The prestigious Mexican publishing house Fund for Economic Culture had to be called the Fund for Ecumenical Culture. At least that is what Professor José Esteban assures in Vituperio (and some praise) of the errata (Renaissance, 2002). In his cristomatia of resounding misprints, Esteban also picks up a jumentud (for “youth”) that was passed on to Antonio Machado. It was worse for Voltaire, who transformed the former bishop of Mirepoix ( l’anc. evêque de Mirepoix ) into an ass by changing the c of the abbreviation for ancient ( anc: ancien ) to an e ( ane: ass ).

Another spectacular case is the irruption of an apparently silent ax in the first edition of the novel Mr. Witt in the canton (1935) by Ramón J. Sender, a touch of punk avant la lettre that transformed the classic greeting God save the Queen (God save the Queen) in a magnificent God shave the Queen (God shaves her). Not to mention the extraordinary “passó de putillas” (for “passed on tiptoe”) that Esteban finds in an ecclesiastical book!
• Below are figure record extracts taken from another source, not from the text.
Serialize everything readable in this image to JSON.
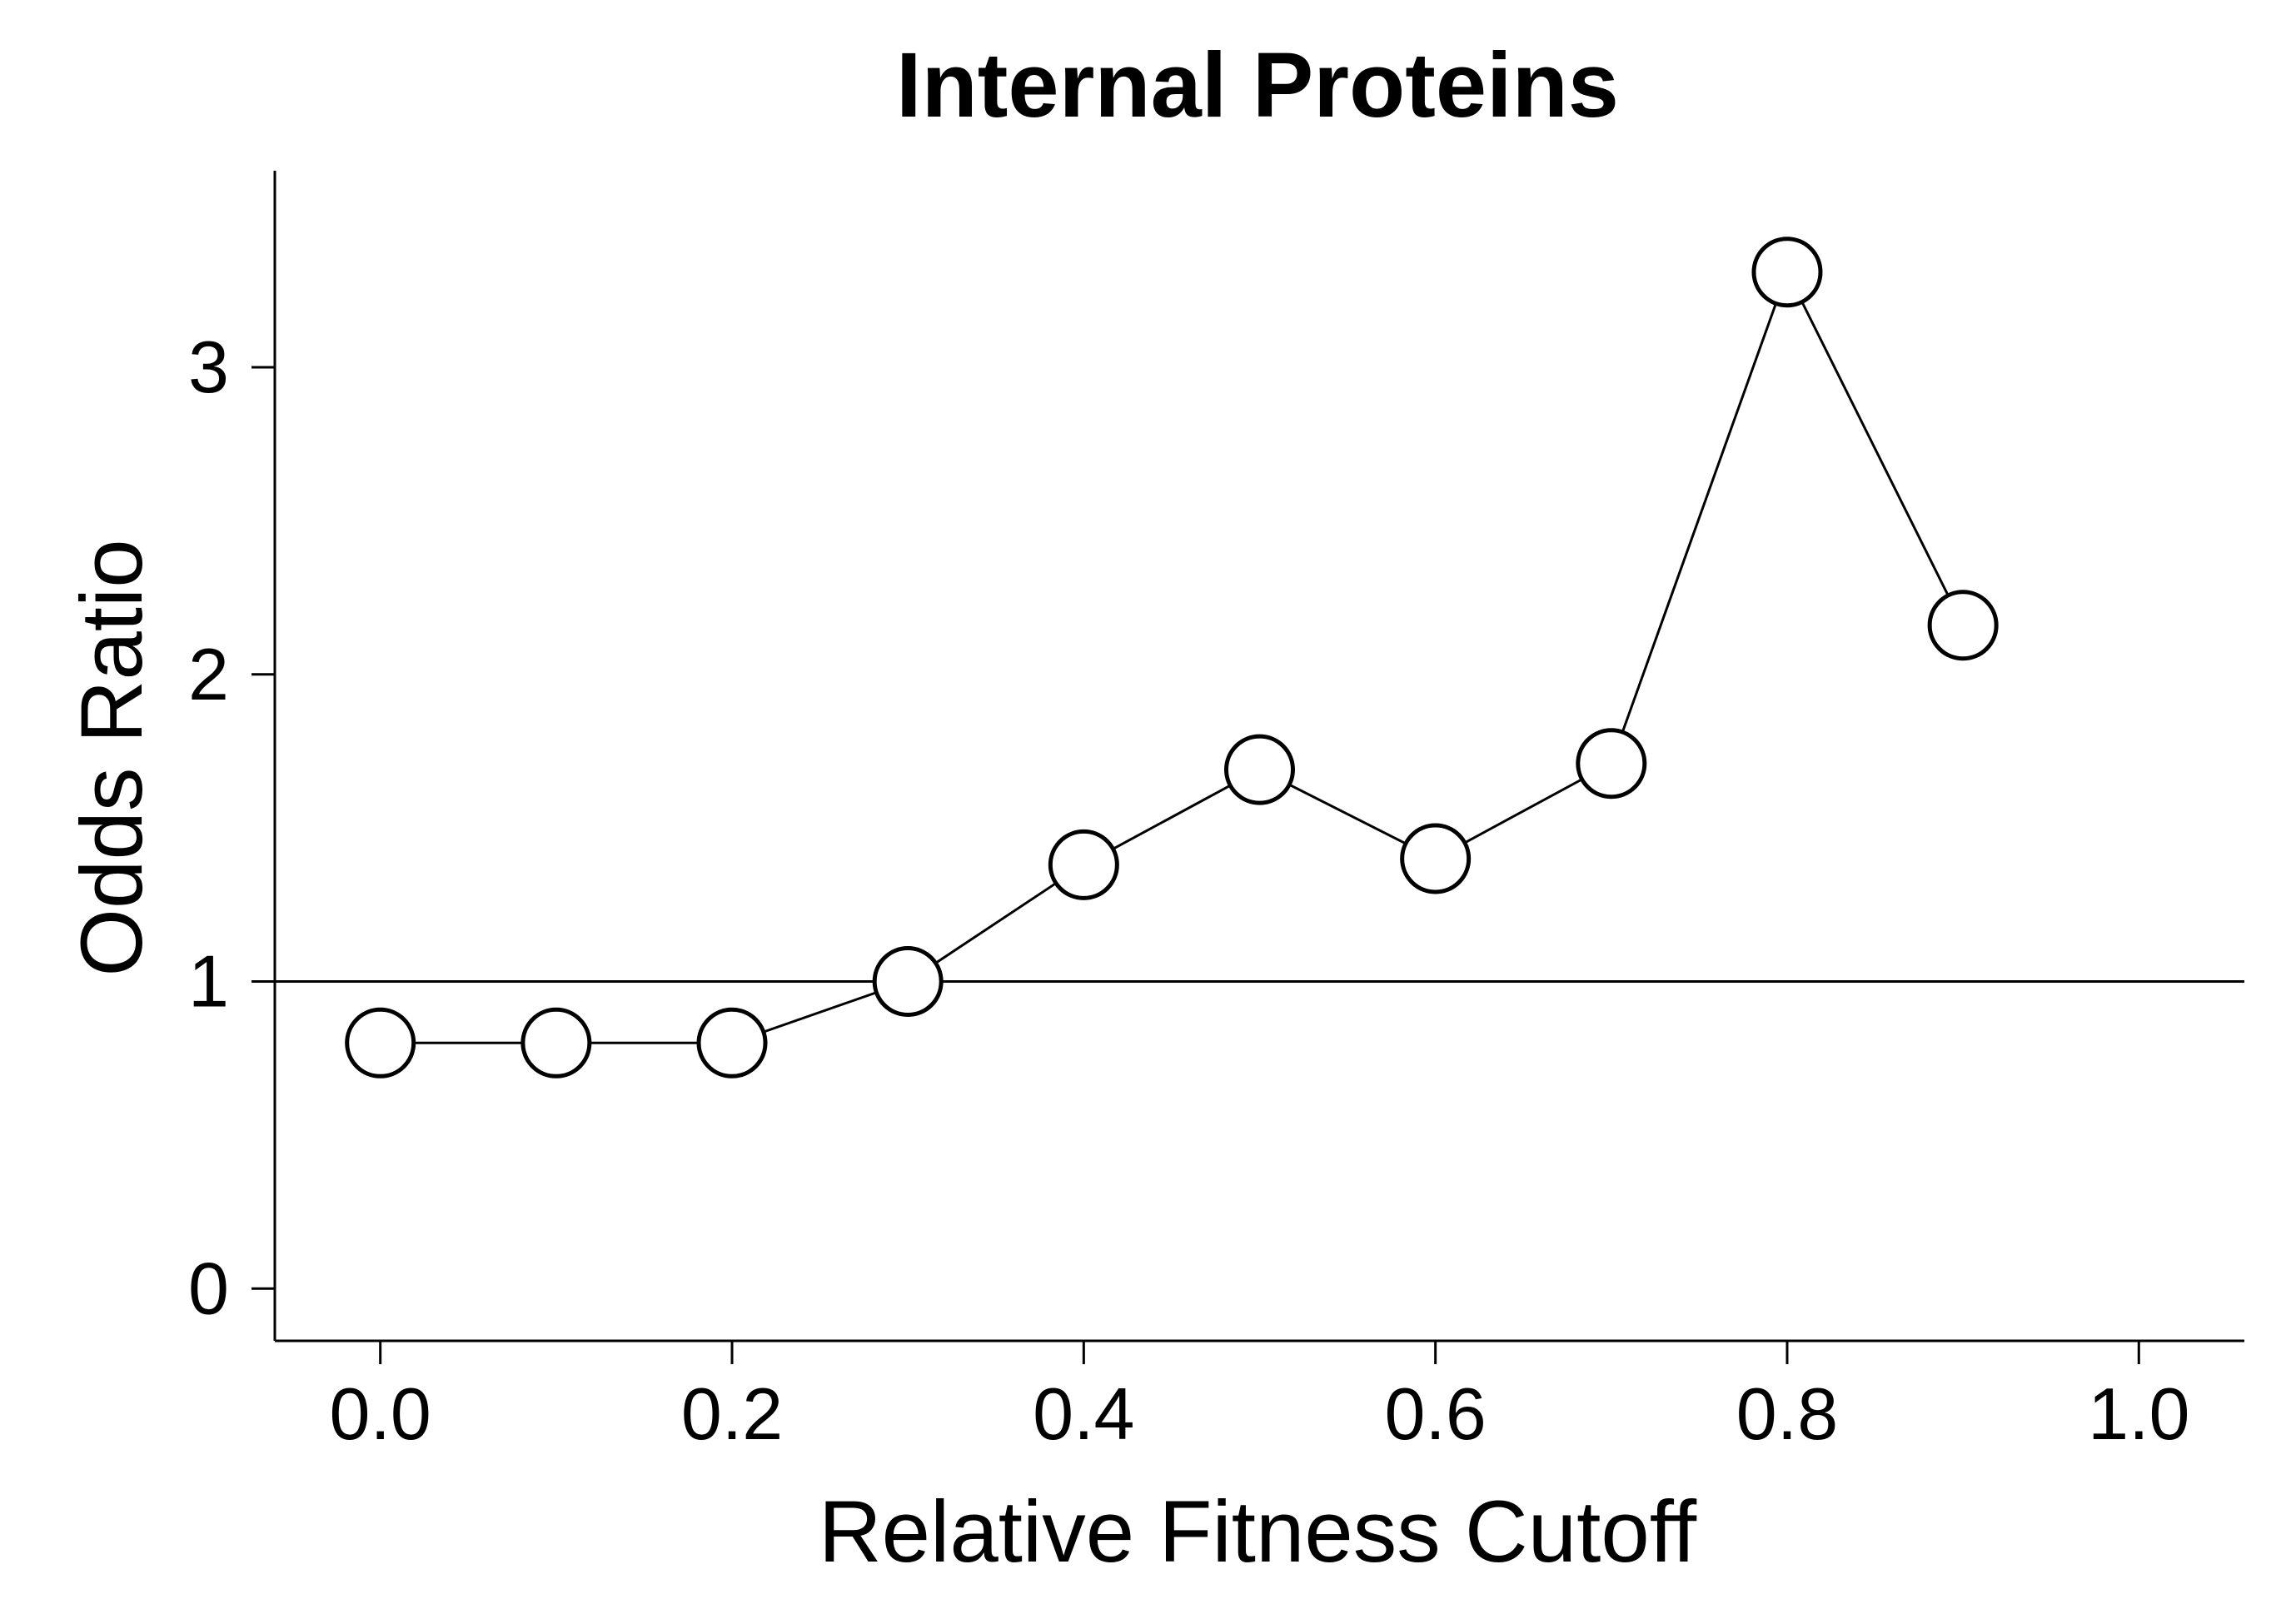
{
  "chart_data": {
    "type": "line",
    "title": "Internal Proteins",
    "xlabel": "Relative Fitness Cutoff",
    "ylabel": "Odds Ratio",
    "x_ticks": [
      "0.0",
      "0.2",
      "0.4",
      "0.6",
      "0.8",
      "1.0"
    ],
    "y_ticks": [
      "0",
      "1",
      "2",
      "3"
    ],
    "xlim": [
      -0.06,
      1.06
    ],
    "ylim": [
      -0.17,
      3.64
    ],
    "reference_line_y": 1,
    "grid": false,
    "legend": "none",
    "marker": "open-circle",
    "colors": {
      "line": "#000000",
      "marker_fill": "#ffffff",
      "background": "#ffffff"
    },
    "series": [
      {
        "x": [
          0.0,
          0.1,
          0.2,
          0.3,
          0.4,
          0.5,
          0.6,
          0.7,
          0.8,
          0.9
        ],
        "y": [
          0.8,
          0.8,
          0.8,
          1.0,
          1.38,
          1.69,
          1.4,
          1.71,
          3.31,
          2.16
        ]
      }
    ]
  }
}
The most historic errata are the biblical ones and among them the Anglican blasphemous comma in the King James Bible, when it describes the crucifixion (Luke 23:32). The text had to be “And there were also two other, malefactors” (and there were also two others, who were delinquents), but the disappearance of the comma increased the number of delinquents to three. I keep like gold on cloth a typewritten letter from the director of an office of the “Banco Español de Cerdito”. The only plausible thing is that everything is used from the pig.